Emodin‑induced cell cycle arrest: A promising approach for cancer therapy (Review)

Emodin is a naturally occurring anthraquinone being investigated for its anticancer potential due to its ability to modulate the cell cycle and inhibit tumor progression. The cell cycle is composed of a series of events that dictate cell growth and cell division. The G0/G1 checkpoint is the resting stage before the first gap phase (G1), whereas the G2/M checkpoint is the working stage from the second gap phase (G2) before mitosis begins. Emodin exerts its effects by the following means: Cyclins, which propel the cells through the cell cycle stages; cyclin‑dependent kinases (CDKs), which are energy sources that, along with cyclins, push the cell cycle further; and finally, CDK inhibitors, such as p21 and p27, which can inhibit CDK activity. G0/G1 arrest is mediated by the suppression of cyclin D/CDK4 and cyclin E/CDK2 activity, whereas G2/M arrest results from the inhibition of cyclin B/CDK1 and the disruption of mitotic progression.

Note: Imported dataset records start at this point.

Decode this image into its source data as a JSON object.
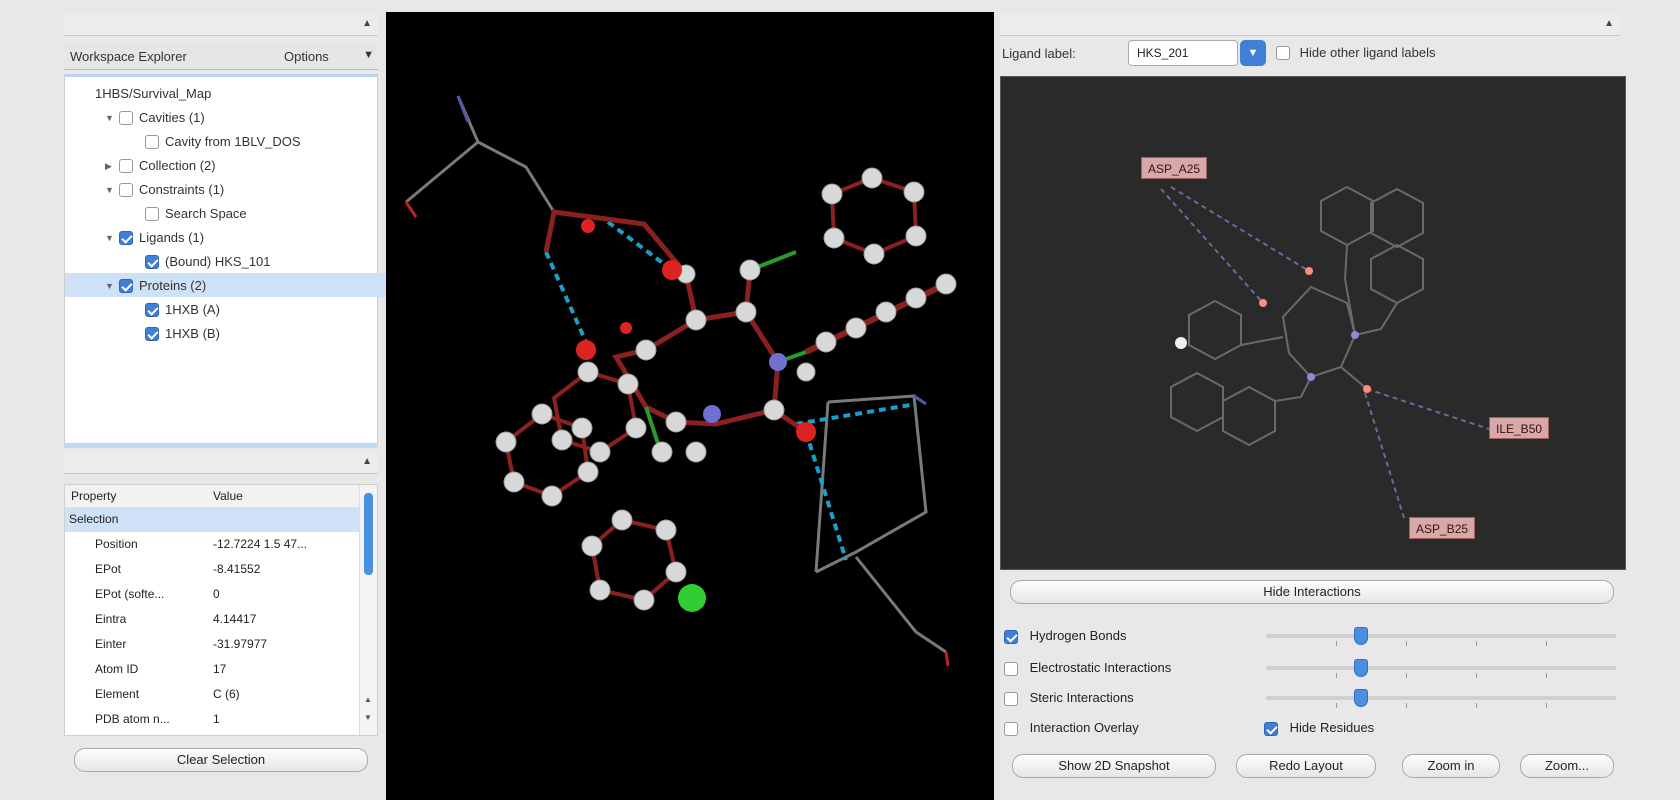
{
  "explorer": {
    "title": "Workspace Explorer",
    "options_label": "Options",
    "tree": [
      {
        "label": "1HBS/Survival_Map",
        "indent": 0,
        "toggle": "",
        "checkbox": "none"
      },
      {
        "label": "Cavities (1)",
        "indent": 1,
        "toggle": "▼",
        "checkbox": "off"
      },
      {
        "label": "Cavity from 1BLV_DOS",
        "indent": 2,
        "toggle": "",
        "checkbox": "off"
      },
      {
        "label": "Collection (2)",
        "indent": 1,
        "toggle": "▶",
        "checkbox": "off"
      },
      {
        "label": "Constraints (1)",
        "indent": 1,
        "toggle": "▼",
        "checkbox": "off"
      },
      {
        "label": "Search Space",
        "indent": 2,
        "toggle": "",
        "checkbox": "off"
      },
      {
        "label": "Ligands (1)",
        "indent": 1,
        "toggle": "▼",
        "checkbox": "on"
      },
      {
        "label": "(Bound) HKS_101",
        "indent": 2,
        "toggle": "",
        "checkbox": "on"
      },
      {
        "label": "Proteins (2)",
        "indent": 1,
        "toggle": "▼",
        "checkbox": "on",
        "selected": true
      },
      {
        "label": "1HXB (A)",
        "indent": 2,
        "toggle": "",
        "checkbox": "on"
      },
      {
        "label": "1HXB (B)",
        "indent": 2,
        "toggle": "",
        "checkbox": "on"
      }
    ]
  },
  "properties": {
    "headers": [
      "Property",
      "Value"
    ],
    "section": "Selection",
    "rows": [
      {
        "key": "Position",
        "value": "-12.7224 1.5 47..."
      },
      {
        "key": "EPot",
        "value": "-8.41552"
      },
      {
        "key": "EPot (softe...",
        "value": "0"
      },
      {
        "key": "Eintra",
        "value": "4.14417"
      },
      {
        "key": "Einter",
        "value": "-31.97977"
      },
      {
        "key": "Atom ID",
        "value": "17"
      },
      {
        "key": "Element",
        "value": "C (6)"
      },
      {
        "key": "PDB atom n...",
        "value": "1"
      }
    ],
    "clear_button": "Clear Selection"
  },
  "ligand_panel": {
    "ligand_label": "Ligand label:",
    "ligand_value": "HKS_201",
    "hide_other_label": "Hide other ligand labels",
    "residue_labels": [
      "ASP_A25",
      "ILE_B50",
      "ASP_B25"
    ],
    "hide_interactions_button": "Hide Interactions",
    "toggles": [
      {
        "label": "Hydrogen Bonds",
        "checked": true,
        "slider": 0.6
      },
      {
        "label": "Electrostatic Interactions",
        "checked": false,
        "slider": 0.6
      },
      {
        "label": "Steric Interactions",
        "checked": false,
        "slider": 0.6
      },
      {
        "label": "Interaction Overlay",
        "checked": false
      }
    ],
    "hide_residues_label": "Hide Residues",
    "hide_residues_checked": true,
    "buttons": [
      "Show 2D Snapshot",
      "Redo Layout",
      "Zoom in",
      "Zoom..."
    ]
  },
  "colors": {
    "selection": "#cfe1f7",
    "accent": "#3f7fd8",
    "viewer_bg": "#000000",
    "diagram_bg": "#2a2a2a"
  }
}
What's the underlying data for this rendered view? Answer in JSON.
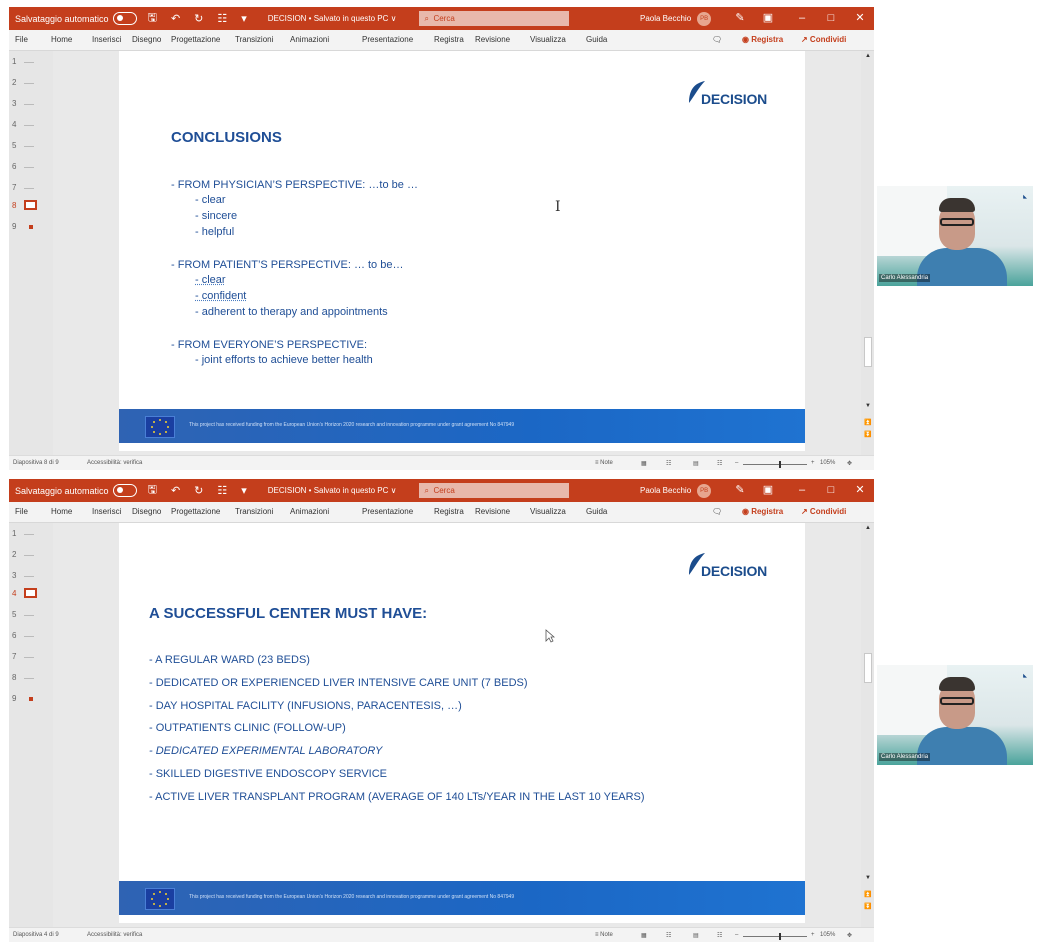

G2/M arrest is further reinforced by the activation of the checkpoint kinases, Chk1 and Chk2. These kinases operate downstream of DNA damage sensors and effectors to maintain cell cycle blockade. The present review discusses the mechanisms of emodin‑induced cell cycle arrest. In preclinical settings, emodin has been shown to be capable of suppressing tumor cell proliferation in multiple cancer models, both by itself and in combination with standard chemotherapy or radiotherapy. However, suboptimal bioavailability and metabolic instability are obstacles that have hindered its clinical application, with results being inconsistent among cancer types. Future studies are required to develop more efficacious drug delivery systems, identify predictive biomarkers and conduct strong clinical trials. Addressing these issues may position emodin as a viable cancer therapeutic option, either alone or in combination with current therapies.